Tentando documentar e comunicar a vida, passei anos escrevendo, tirando fotos e tentando pinturas nas mais diversas técnicas. Passou-se o tempo e vi tudo isso obsoleto. Pintei de novo por cima do que havia feito.
As técnicas que antes usava juntaram-se todas na arte digital, onde meu espírito inquieto alegrou-se com a riqueza das possibilidades. Não preciso mais molhar papel para aquarela, esperar camadas de óleo secarem, nem transformar minha casa num ateliê de marcenaria para repetir serigrafias. Muito menos me esforçar pela xilogravura. Dou vivas ao undo, quando desfaço dezenas de traços afoitos até encontrar o efeito que procuro.
O redemoinho da vida moderna, que há pouco atrás me levava de avião a conhecer outras culturas, civilizações e outras gentes, hoje me traz o mundo inteiro, quase sem limites, a meio metro dos olhos. Visito aqui todos os museus do mundo, clico ali e leio a vida dos outros.
E aí eu vou.
Embora, é claro, nenhuma experiência virtual substituirá jamais a realidade. Principalmente se pensarmos na arquitetura.

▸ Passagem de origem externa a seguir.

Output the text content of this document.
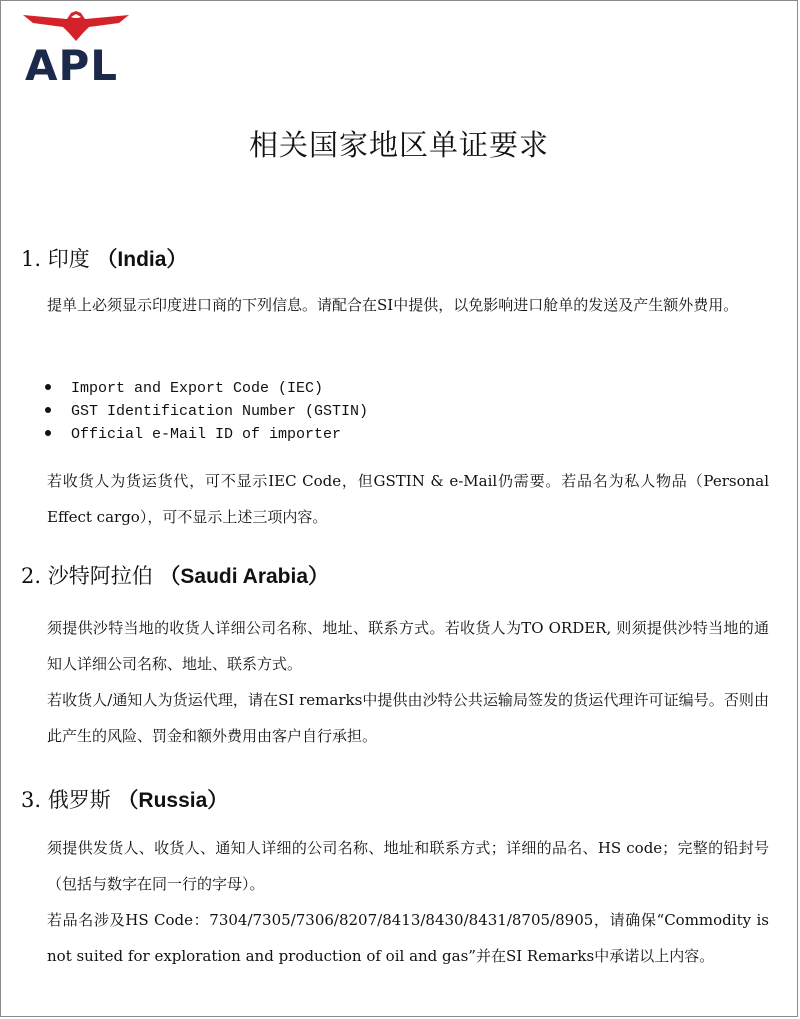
APL
相关国家地区单证要求
1. 印度 （India）
提单上必须显示印度进口商的下列信息。请配合在SI中提供，以免影响进口舱单的发送及产生额外费用。
Import and Export Code (IEC)
GST Identification Number (GSTIN)
Official e-Mail ID of importer
若收货人为货运货代，可不显示IEC Code，但GSTIN & e-Mail仍需要。若品名为私人物品（Personal Effect cargo），可不显示上述三项内容。
2. 沙特阿拉伯 （Saudi Arabia）
须提供沙特当地的收货人详细公司名称、地址、联系方式。若收货人为TO ORDER, 则须提供沙特当地的通知人详细公司名称、地址、联系方式。
若收货人/通知人为货运代理，请在SI remarks中提供由沙特公共运输局签发的货运代理许可证编号。否则由此产生的风险、罚金和额外费用由客户自行承担。
3. 俄罗斯 （Russia）
须提供发货人、收货人、通知人详细的公司名称、地址和联系方式；详细的品名、HS code；完整的铅封号（包括与数字在同一行的字母）。
若品名涉及HS Code：7304/7305/7306/8207/8413/8430/8431/8705/8905，请确保“Commodity is not suited for exploration and production of oil and gas”并在SI Remarks中承诺以上内容。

Gaudi, o arquiteto, meu grande inspirador, alçou-se aos limites da matéria e do entendimento de seu tempo. Sua obra é viva como os organismos vivos. As experiências da arte, que realmente me marcaram, além do choque de ver Van Gogh no original o deslumbramento com o gótico francês, foi visitar Barcelona. E nenhum Google Earth alguma pode trazer tais impressões.
De saída, o Palau de la Música Catalana, de Domènech Montaner, brinda os turistas com um espetáculo de música e poesia entre paredes e tetos bordados e esculpidos à perfeição. Sem me estender demais, cada visita às obras de Gaudi, onde o "fora" se une com o "dentro" em sua organicidade ao mesmo tempo simples e complexa, e seus cuidados com os detalhes, mostram a possibilidade da paz, do respeito e da beleza inundarem o mundo certo dia.
Já não me contento em pintar sobre o que eu mesma fiz, se posso partilhar a criação, por exemplo, num mashup com Michelangelo, envolvendo o estático Davi em energia cinética, como se fotografasse o momento em que ele se prepara para se libertar da pedra e ganhar o mundo.
Descobri depois que essa espécie de criação compartilhada já existe na música, no vídeo e na web, todos somos autores.
Em meio a tal evolução, resolução ou circunvolução, comecei pintando flores e acabei diversificando, vendo a verdade única comum a toda a criação divina com a qual também, agora, procuro compartilhar. Quero apenas ser parceira de Deus...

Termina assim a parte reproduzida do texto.